We all know that the bacteria in our stomach are important to our well-being, but a startling discovery suggests there’s a similar bacterial ecosystem in our heads. Researchers from the University of Alabama took brain samples from 34 deceased persons – half of whom suffered from schizophrenia while the other half were considered healthy at the time of death. They found rod-shaped bacteria “in varying amounts” in each case, with thriving colonies in the substantia nigra, hippocampus, and prefrontal cortex. Bacteria were also found in cells responsible for neural communications. The researchers aren’t sure how the bacteria got to the brain, although it has been hypothesised that they made their way through blood vessels. It should be noted that the results of this study are preliminary, but could provide a different perspective to how our brains function.
DOLPHINS ARE BEING FORCED TO CHANGE THEIR CALLS DUE TO INCREASING NOISE POLLUTION NOISY HUMANS TRULY ARE A NUISANCE.

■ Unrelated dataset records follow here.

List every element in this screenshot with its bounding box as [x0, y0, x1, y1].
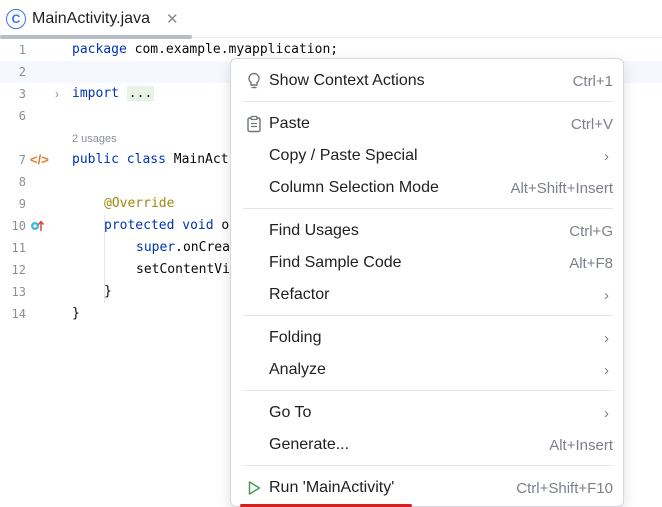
menu-item-folding[interactable]: Folding ›: [237, 322, 619, 354]
menu-item-label: Copy / Paste Special: [269, 147, 418, 164]
gutter: 1 2 3 › 6 7 </> 8 9 10 11 12 13 14: [0, 39, 70, 507]
shortcut-label: Alt+Shift+Insert: [510, 179, 613, 197]
menu-item-label: Paste: [269, 115, 310, 132]
menu-item-label: Find Usages: [269, 222, 359, 239]
line-number: 7: [18, 153, 26, 167]
override-icon[interactable]: [30, 219, 44, 233]
usages-hint[interactable]: 2 usages: [72, 131, 117, 147]
shortcut-label: Ctrl+V: [570, 115, 613, 133]
menu-item-refactor[interactable]: Refactor ›: [237, 279, 619, 311]
menu-item-label: Column Selection Mode: [269, 179, 439, 196]
code-line: }: [72, 306, 80, 321]
shortcut-label: Ctrl+G: [569, 222, 613, 240]
menu-item-label: Folding: [269, 329, 322, 346]
line-number: 12: [11, 263, 26, 277]
menu-item-label: Show Context Actions: [269, 72, 425, 89]
java-class-icon: C: [6, 9, 26, 29]
lightbulb-icon: [245, 72, 263, 90]
menu-item-analyze[interactable]: Analyze ›: [237, 354, 619, 386]
menu-separator: [243, 315, 613, 316]
menu-item-run-main-activity[interactable]: Run 'MainActivity' Ctrl+Shift+F10: [237, 472, 619, 504]
shortcut-label: Ctrl+Shift+F10: [516, 479, 613, 497]
menu-item-copy-paste-special[interactable]: Copy / Paste Special ›: [237, 140, 619, 172]
run-icon: [245, 479, 263, 497]
folded-imports[interactable]: ...: [126, 86, 155, 101]
chevron-right-icon: ›: [604, 404, 609, 422]
chevron-right-icon: ›: [604, 286, 609, 304]
line-number: 10: [11, 219, 26, 233]
code-line: import ...: [72, 86, 155, 101]
line-number: 9: [18, 197, 26, 211]
menu-item-label: Generate...: [269, 436, 350, 453]
code-line: protected void o: [104, 218, 230, 233]
menu-item-label: Run 'MainActivity': [269, 479, 395, 496]
menu-item-label: Find Sample Code: [269, 254, 402, 271]
menu-item-generate[interactable]: Generate... Alt+Insert: [237, 429, 619, 461]
menu-separator: [243, 101, 613, 102]
code-line: }: [104, 284, 112, 299]
tab-main-activity[interactable]: C MainActivity.java ✕: [0, 0, 192, 39]
line-number: 2: [18, 65, 26, 79]
line-number: 6: [18, 109, 26, 123]
shortcut-label: Ctrl+1: [572, 72, 613, 90]
line-number: 11: [11, 241, 26, 255]
menu-item-column-selection-mode[interactable]: Column Selection Mode Alt+Shift+Insert: [237, 172, 619, 204]
menu-item-find-sample-code[interactable]: Find Sample Code Alt+F8: [237, 247, 619, 279]
line-number: 14: [11, 307, 26, 321]
close-icon[interactable]: ✕: [166, 10, 179, 28]
chevron-right-icon: ›: [604, 147, 609, 165]
fold-expand-icon[interactable]: ›: [55, 83, 59, 105]
editor-context-menu: Show Context Actions Ctrl+1 Paste Ctrl+V…: [230, 58, 624, 507]
menu-item-show-context-actions[interactable]: Show Context Actions Ctrl+1: [237, 65, 619, 97]
menu-item-paste[interactable]: Paste Ctrl+V: [237, 108, 619, 140]
layout-xml-icon[interactable]: </>: [30, 149, 49, 171]
menu-item-label: Go To: [269, 404, 312, 421]
code-line: super.onCrea: [136, 240, 230, 255]
clipboard-icon: [245, 115, 263, 133]
tab-title: MainActivity.java: [32, 10, 150, 27]
shortcut-label: Alt+Insert: [549, 436, 613, 454]
line-number: 13: [11, 285, 26, 299]
chevron-right-icon: ›: [604, 329, 609, 347]
menu-item-find-usages[interactable]: Find Usages Ctrl+G: [237, 215, 619, 247]
line-number: 3: [18, 87, 26, 101]
menu-separator: [243, 208, 613, 209]
code-line: setContentVi: [136, 262, 230, 277]
menu-separator: [243, 390, 613, 391]
code-line: @Override: [104, 196, 175, 211]
line-number: 1: [18, 43, 26, 57]
editor-tab-bar: C MainActivity.java ✕: [0, 0, 662, 39]
menu-item-label: Analyze: [269, 361, 326, 378]
code-line: public class MainAct: [72, 152, 229, 167]
menu-item-label: Refactor: [269, 286, 330, 303]
menu-separator: [243, 465, 613, 466]
line-number: 8: [18, 175, 26, 189]
chevron-right-icon: ›: [604, 361, 609, 379]
shortcut-label: Alt+F8: [569, 254, 613, 272]
menu-item-go-to[interactable]: Go To ›: [237, 397, 619, 429]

Dolphins are known for their vocal chittering, a language they use to communicate under water. This language has been studied for years by wildlife biologists, who have proved that its as complex as our own spoken languages. However, dolphins are now being forced to simplify their calls due to a variety of noises from human activity, according to new research from the University of Maryland Center for Environmental Science. And it’s not just dolphins — noise pollution is affecting many underwater creatures that employ vocal communication. According to the study, the change in dolphin language is similar to us shouting simple sentences or single words over a mighty din in a noisy bar or party. Simplification of language isn’t the only detrimental effect of noise pollution; previous studies have shown that sonar testing force whales to beach or suffer from decompression sickness when rising to the surface too quickly.

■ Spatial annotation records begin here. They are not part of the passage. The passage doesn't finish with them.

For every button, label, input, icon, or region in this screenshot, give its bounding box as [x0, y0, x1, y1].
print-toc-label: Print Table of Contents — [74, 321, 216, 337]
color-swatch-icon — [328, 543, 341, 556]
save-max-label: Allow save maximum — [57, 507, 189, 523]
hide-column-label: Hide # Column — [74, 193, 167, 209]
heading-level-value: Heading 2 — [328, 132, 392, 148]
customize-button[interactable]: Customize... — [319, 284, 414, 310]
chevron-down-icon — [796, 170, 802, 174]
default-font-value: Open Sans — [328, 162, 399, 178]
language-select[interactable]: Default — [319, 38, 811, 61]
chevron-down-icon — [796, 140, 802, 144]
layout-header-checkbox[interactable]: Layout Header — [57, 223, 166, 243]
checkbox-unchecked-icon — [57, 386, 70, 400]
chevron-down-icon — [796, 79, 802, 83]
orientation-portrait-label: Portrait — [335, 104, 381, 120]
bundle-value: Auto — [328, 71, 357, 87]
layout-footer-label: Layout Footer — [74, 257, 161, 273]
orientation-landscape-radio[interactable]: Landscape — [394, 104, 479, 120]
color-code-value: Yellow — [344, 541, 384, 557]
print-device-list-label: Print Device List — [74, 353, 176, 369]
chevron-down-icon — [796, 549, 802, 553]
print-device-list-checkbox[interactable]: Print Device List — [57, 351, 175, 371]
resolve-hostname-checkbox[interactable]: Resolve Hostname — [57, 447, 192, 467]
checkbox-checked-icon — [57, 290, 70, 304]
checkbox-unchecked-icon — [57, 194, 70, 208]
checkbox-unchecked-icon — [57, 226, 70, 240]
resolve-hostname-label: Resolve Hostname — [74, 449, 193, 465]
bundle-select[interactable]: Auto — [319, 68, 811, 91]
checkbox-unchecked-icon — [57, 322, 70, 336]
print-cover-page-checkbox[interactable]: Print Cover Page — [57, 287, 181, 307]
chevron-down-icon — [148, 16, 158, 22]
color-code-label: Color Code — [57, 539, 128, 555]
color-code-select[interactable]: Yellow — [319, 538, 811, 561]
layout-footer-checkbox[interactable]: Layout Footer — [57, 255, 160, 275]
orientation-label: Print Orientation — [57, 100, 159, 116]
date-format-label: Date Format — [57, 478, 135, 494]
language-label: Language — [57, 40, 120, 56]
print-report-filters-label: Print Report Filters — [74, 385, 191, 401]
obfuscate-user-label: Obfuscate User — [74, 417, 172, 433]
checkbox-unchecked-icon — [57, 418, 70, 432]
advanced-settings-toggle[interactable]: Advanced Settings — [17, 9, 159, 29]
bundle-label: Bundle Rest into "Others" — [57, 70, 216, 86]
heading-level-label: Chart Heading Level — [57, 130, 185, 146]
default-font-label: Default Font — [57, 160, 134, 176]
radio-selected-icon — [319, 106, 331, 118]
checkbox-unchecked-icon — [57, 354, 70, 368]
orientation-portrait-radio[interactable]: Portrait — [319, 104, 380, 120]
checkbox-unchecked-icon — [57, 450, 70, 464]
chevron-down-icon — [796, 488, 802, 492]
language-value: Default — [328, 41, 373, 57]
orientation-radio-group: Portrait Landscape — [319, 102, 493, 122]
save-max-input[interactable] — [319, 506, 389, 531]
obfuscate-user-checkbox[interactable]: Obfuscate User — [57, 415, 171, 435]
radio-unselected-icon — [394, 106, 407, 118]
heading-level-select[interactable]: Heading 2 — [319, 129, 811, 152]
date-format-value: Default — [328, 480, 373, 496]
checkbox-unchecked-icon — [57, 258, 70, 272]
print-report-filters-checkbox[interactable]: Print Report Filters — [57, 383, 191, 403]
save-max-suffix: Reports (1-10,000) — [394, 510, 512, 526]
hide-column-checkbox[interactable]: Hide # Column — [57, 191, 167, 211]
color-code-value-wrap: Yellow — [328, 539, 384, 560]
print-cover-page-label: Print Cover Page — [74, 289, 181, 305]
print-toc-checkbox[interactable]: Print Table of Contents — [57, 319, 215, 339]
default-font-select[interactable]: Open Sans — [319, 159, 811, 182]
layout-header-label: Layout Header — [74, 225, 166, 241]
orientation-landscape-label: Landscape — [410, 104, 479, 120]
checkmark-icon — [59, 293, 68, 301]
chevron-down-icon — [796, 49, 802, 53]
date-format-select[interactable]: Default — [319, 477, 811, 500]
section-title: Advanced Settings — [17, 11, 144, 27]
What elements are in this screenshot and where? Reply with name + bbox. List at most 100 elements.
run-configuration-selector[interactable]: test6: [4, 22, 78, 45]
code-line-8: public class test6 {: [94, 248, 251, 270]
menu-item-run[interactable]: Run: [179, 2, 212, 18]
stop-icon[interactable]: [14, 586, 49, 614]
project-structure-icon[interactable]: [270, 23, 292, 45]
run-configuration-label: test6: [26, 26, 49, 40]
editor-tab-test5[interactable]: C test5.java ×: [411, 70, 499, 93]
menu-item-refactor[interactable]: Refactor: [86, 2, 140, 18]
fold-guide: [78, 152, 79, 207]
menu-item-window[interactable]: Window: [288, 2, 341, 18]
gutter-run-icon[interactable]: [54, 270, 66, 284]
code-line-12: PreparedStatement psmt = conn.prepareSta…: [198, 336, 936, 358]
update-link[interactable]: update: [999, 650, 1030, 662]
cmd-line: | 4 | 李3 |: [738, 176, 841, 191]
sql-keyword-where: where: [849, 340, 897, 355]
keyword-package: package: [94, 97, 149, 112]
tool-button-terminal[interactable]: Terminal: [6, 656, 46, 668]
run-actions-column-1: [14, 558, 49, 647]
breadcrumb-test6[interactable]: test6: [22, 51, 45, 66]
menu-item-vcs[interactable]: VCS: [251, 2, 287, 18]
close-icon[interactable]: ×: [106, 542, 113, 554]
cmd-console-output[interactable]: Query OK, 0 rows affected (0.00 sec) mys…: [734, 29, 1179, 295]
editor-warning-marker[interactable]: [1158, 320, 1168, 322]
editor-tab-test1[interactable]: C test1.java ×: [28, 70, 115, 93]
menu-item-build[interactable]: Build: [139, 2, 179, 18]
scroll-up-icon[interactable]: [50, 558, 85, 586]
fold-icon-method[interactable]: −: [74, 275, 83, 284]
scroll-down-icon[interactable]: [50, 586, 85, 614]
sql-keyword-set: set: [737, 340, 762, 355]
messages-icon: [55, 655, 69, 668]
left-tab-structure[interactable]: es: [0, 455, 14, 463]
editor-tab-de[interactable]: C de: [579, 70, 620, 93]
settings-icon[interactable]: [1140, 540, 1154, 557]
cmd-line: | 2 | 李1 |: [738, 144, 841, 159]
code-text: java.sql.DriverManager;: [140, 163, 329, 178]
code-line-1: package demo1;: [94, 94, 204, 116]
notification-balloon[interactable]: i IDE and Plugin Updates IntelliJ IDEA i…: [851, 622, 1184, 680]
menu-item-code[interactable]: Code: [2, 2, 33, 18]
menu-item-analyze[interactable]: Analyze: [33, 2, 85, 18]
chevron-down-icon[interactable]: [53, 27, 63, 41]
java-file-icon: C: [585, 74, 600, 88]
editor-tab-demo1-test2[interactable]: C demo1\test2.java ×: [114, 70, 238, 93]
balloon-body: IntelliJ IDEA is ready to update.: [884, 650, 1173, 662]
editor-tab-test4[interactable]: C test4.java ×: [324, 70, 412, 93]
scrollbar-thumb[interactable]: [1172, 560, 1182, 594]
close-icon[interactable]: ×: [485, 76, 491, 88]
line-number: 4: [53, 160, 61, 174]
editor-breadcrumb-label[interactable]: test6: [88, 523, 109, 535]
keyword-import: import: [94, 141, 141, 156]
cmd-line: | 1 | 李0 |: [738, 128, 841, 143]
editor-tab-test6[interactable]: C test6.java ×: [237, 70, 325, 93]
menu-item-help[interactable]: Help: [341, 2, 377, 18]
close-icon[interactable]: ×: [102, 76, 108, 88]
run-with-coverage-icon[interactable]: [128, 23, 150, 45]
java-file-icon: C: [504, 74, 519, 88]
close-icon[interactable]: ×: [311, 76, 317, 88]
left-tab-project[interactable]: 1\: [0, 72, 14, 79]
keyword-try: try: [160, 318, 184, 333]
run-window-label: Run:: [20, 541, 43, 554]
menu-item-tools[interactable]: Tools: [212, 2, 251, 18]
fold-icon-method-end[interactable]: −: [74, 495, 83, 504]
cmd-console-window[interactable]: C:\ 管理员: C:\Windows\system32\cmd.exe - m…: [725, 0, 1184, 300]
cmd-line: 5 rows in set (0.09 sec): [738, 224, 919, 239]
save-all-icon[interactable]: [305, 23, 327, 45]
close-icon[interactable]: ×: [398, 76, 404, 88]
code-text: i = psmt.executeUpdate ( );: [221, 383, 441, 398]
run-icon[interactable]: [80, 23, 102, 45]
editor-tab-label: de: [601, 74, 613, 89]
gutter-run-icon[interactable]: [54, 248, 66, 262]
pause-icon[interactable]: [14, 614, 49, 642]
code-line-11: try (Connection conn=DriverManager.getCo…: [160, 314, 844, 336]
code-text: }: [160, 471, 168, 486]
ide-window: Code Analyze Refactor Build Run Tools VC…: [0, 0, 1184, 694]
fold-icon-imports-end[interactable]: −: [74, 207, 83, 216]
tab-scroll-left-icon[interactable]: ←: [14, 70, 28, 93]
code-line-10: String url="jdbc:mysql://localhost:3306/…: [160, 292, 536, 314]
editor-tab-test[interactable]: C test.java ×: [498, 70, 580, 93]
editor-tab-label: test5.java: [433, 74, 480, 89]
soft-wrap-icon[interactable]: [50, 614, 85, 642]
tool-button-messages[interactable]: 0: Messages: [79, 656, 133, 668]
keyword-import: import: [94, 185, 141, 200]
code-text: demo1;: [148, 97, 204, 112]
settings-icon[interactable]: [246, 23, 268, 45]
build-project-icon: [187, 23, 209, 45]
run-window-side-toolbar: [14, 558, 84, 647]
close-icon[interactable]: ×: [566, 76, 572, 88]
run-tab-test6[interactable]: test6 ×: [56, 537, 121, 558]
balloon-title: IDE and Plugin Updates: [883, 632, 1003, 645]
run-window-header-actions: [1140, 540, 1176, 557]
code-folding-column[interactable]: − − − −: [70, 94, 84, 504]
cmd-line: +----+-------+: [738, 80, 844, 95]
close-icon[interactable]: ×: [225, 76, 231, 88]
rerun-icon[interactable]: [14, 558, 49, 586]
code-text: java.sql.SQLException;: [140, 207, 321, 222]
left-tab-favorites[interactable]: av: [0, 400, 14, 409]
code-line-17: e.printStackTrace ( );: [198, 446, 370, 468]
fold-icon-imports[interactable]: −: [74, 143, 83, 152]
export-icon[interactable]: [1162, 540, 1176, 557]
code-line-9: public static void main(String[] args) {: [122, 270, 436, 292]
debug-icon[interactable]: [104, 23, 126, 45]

MULTITASKING CAN IMPACT MEMORY AND ATTENTION SPAN ONE THING AT A TIME, PEOPLE, ONE THING AT A TIME.
In today’s always-switched on world, being able to multitask is essential. However, new research suggests that might not be good for your brain, affecting your memory and attention. The effects are even more pronounced if you happen to be a “heavy” multitasker. A paper entitled “Minds and brains of media multitaskers: Current findings and future directions” states that while heavy multitaskers might get more done in a short period of time, they “exhibit poorer performance in a number of cognitive domains” as compared to those who juggle only a couple of things at a time. The authors of the paper explain that the low performance could be due to attention lapses that occur when there aren’t too many things to concentrate on – meaning multitasking could be exacting a “mental penalty” which is potentially detrimental.
THIS DESIGN IS ABLE TO POWER A SMALL CITY NOT JUST WHEN SOLAR AND WIND POWER IS DIRECTLY AVAILABLE, BUT ALSO ON CLOUDY OR STILL DAYS — MEANING AROUND THE CLOCK.